冯元想了想,朝天拱了拱手:“侯府是用御赐的贡米熬的,先喝侯府的罢,沾沾皇上犒赏的福分。”

冯佟氏打发下人去唤冯安。

“收起你那吊儿郎当的贩子样儿。”冯佟氏皱眉,瞧他仍不觉得然,恐吓道:“你爹这几日休沐,此时正洗漱着,斯须便来了,到时有你好果子吃!”

当时冯元对宗子极其疼宠,破钞令媛从个突厥贩子手里得了只才下生几月的突厥狮子猫,极其贵重罕见,一黄一蓝的鸳鸯眼,周身乌黑。冯安得了这猫儿后,大为欣喜,因这猫儿爱玩咬冯佟氏的素白线团儿,冯安便给它起了个名儿,唤咬白。咬白渐大时,也不似旁的猫儿会抓人,反而非常灵巧暖和。你若抱得累了,给它个线团儿它便自个儿玩得欢,你若抱着,它便诚恳地往你身上窝窝蹭蹭,夏季里抱在怀里,那绒毛甚是熨帖和缓。

冯佟氏暗自点头:“府里找遍了都没有,定是有那手脚不诚恳的下人拐去卖了。”

冯元伉俪两个听了冯安告的状,虽不知真假,也还是来问了问。冯娴委曲地抹着眼泪装傻:“爹娘自小偏疼渊儿,孩儿从不敢妒忌,姐弟互帮互爱才是天理。”顿了顿,她又转向冯安道:“渊儿痛失爱猫,内心难受,拿长姐出气便出罢,姐姐不会怪你。”

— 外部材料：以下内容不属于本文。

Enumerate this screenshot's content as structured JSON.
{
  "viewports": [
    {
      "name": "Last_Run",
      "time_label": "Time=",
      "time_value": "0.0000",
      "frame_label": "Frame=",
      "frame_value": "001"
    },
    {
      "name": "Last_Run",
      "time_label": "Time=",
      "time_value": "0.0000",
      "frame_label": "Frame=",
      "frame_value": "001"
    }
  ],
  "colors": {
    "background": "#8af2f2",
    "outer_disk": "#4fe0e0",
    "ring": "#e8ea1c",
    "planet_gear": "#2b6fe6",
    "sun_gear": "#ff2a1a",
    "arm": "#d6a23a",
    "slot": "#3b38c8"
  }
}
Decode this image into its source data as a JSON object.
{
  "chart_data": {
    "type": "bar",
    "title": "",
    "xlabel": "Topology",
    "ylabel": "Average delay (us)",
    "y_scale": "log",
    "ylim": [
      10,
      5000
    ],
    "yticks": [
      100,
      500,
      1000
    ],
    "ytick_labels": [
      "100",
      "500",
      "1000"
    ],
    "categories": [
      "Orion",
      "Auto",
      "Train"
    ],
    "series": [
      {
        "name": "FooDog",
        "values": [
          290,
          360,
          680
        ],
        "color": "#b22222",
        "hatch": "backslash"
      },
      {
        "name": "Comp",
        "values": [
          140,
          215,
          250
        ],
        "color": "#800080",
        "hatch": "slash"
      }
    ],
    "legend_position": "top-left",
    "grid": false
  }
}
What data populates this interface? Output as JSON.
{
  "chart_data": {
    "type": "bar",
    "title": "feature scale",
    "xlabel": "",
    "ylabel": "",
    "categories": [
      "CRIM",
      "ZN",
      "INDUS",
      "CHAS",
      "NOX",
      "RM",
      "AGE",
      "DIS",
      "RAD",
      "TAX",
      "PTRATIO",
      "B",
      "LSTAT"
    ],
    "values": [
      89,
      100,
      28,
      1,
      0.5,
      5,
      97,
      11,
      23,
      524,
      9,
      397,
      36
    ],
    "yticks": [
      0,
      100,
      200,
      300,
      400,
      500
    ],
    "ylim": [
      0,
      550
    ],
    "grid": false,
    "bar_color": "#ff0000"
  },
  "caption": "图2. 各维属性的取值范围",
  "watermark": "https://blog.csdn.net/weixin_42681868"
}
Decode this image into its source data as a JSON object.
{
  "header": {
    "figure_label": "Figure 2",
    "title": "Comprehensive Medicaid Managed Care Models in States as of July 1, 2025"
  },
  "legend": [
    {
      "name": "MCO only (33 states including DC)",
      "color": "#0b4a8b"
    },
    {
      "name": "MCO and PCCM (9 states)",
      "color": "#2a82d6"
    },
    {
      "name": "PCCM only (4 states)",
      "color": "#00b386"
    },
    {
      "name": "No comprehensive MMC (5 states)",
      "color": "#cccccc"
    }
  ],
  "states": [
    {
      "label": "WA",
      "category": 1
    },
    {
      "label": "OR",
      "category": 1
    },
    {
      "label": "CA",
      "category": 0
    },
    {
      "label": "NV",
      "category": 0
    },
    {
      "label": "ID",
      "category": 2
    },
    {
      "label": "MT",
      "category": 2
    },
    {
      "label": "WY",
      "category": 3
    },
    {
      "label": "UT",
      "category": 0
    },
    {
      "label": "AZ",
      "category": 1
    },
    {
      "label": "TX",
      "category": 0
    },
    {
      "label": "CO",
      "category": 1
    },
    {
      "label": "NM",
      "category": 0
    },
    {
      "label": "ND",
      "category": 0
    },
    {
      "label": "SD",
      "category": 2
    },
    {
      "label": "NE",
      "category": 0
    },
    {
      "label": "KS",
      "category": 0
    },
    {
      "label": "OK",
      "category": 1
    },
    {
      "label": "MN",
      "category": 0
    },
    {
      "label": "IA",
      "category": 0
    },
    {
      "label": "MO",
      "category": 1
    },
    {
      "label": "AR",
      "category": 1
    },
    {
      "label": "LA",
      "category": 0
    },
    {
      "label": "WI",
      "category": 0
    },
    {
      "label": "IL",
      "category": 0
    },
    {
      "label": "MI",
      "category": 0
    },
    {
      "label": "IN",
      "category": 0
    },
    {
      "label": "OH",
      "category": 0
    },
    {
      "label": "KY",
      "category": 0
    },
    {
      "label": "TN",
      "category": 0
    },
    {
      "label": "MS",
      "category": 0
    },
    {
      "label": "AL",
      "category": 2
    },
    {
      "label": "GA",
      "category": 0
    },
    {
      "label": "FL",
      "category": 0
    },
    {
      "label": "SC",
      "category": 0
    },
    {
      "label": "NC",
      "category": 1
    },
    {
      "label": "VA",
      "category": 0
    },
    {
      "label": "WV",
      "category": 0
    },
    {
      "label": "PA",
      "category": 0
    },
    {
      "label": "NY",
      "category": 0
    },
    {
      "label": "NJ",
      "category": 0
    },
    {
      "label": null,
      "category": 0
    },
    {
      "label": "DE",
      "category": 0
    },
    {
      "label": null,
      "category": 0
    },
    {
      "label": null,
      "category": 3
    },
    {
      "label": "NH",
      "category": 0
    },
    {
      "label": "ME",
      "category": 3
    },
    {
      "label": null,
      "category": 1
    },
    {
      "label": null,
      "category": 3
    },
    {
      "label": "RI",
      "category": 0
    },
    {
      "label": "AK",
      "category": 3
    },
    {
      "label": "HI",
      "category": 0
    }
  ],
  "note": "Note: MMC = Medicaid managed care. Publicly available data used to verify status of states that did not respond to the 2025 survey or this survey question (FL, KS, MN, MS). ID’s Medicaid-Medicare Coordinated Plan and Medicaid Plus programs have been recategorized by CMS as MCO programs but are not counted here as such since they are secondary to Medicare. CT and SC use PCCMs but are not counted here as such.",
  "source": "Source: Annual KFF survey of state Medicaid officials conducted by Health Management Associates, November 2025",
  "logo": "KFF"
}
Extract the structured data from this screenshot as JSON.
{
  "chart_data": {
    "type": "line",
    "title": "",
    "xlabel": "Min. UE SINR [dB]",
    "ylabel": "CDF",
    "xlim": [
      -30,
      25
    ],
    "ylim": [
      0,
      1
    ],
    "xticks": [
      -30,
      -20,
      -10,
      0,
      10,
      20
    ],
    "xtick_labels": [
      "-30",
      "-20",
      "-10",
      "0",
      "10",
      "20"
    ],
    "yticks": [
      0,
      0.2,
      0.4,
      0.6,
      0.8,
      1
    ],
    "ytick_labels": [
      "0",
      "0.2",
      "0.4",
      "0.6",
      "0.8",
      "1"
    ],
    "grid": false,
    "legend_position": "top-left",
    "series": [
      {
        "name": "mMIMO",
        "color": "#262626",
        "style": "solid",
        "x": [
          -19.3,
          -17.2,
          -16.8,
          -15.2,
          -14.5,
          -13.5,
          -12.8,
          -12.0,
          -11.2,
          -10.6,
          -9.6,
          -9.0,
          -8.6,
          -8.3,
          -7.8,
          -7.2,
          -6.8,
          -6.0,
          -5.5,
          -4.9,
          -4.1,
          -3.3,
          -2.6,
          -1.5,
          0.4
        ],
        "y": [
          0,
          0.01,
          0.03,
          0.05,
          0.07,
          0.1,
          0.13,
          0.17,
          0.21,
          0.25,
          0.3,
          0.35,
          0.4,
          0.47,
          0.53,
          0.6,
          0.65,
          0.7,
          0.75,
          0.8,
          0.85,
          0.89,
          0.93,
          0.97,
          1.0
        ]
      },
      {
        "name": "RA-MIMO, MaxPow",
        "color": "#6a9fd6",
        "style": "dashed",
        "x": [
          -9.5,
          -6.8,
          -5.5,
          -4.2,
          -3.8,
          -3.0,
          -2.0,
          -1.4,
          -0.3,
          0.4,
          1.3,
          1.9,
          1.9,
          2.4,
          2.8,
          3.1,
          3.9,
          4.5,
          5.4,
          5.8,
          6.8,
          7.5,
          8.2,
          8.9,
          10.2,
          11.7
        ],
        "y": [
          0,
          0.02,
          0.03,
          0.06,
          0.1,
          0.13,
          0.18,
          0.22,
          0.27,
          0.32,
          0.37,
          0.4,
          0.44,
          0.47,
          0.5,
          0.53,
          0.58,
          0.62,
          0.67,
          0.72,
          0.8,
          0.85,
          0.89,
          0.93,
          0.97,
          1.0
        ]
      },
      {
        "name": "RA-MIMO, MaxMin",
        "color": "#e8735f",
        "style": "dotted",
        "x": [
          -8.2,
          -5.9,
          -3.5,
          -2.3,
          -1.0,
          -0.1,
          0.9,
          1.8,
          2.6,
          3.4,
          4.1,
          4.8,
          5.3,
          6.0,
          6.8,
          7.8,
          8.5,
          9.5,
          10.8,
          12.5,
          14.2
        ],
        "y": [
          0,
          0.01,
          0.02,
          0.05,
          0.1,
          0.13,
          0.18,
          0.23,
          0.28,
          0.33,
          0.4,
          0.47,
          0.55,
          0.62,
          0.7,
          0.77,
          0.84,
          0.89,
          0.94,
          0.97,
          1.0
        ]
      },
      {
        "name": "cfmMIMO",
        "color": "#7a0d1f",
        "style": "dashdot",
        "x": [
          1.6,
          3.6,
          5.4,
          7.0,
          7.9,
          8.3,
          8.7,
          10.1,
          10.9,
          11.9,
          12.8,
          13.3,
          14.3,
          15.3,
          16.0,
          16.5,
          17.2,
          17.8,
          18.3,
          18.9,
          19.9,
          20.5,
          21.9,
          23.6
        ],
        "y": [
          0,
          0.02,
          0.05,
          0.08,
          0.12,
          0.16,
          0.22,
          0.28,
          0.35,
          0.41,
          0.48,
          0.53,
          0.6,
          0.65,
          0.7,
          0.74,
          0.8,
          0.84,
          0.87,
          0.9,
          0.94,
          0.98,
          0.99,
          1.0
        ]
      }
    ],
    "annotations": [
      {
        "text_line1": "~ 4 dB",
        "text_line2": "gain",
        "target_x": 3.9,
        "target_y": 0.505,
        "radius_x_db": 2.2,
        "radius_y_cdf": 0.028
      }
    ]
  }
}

冯安耳背,闻声她腕上叮叮作响声。把她袖口往上一撸,鲜明瞧见一实金铃铛,金灿灿直晃眼。

冯娴被抓了现行,心突突直蹦,慌镇静张狡赖道:“我、我可没摔死它,是它调皮往外头跑,定是翻、翻墙时才跌死的。”

稳了稳心神,她佯作愤恚道:“我就是想抱抱它,可它怕我,就跑了,这铃铛也是它自个儿掉的。因为这你就要怪到我头上?可冤死我了!”

实在细提及来,她报应早来了。当年嫁进魏国公府,乃是高嫁,新婚夫婿是国公府嫡长孙,汴京的才子,谁不恋慕她命好?可才刚热乎两日,伉俪便生了龃龉,将国公府长孙院儿闹了个鸡飞狗跳。十六出嫁,现在二十了,结婚才四年,往娘家跑了不下二十回。他那姐夫也是个慎重的,不利娶了这么个缺德玩意儿,他都替姐夫糟心。

光这些便罢了,小打小闹的他也不计算,可却有那么一件事,让他一向耿耿于怀。

冯佟氏赶紧堆起笑:“嘿嘿,没甚么,正说腊八粥呢。老爷,时候不早了,让下人端上来?侯府着人送了一盆,吃侯府送的还是咱府里自个儿熬的?”

她话音方落,门口便闪出去一人,大声抱怨道:“爹娘可要给孩儿作主啊!”

他也不睬丫环问安,一脚踹开房门,蹭蹭蹭奔到冯娴面前,抓住她胳膊用力儿晃着,咬牙诘责:“是不是你害死了咬白?”

来人是个桃李韶华的小妇人,容长脸儿,长相清秀,只一脸委曲,头发混乱,衣裳也褶皱不堪。

宋嬷嬷笑着道:“老爷休沐三日,今儿便起得迟些。”

“喝粥啦?快端上来罢。”未几,冯安呵欠连天进了正厅,大剌剌坐与圈椅上,翘起二郎腿,点头晃脑地哼着小曲儿。

冯安倔强地摇点头:“孩儿不要了,再不养猫儿了,爹让下人将它厚葬罢。”说完也不睬旁人,回身走了。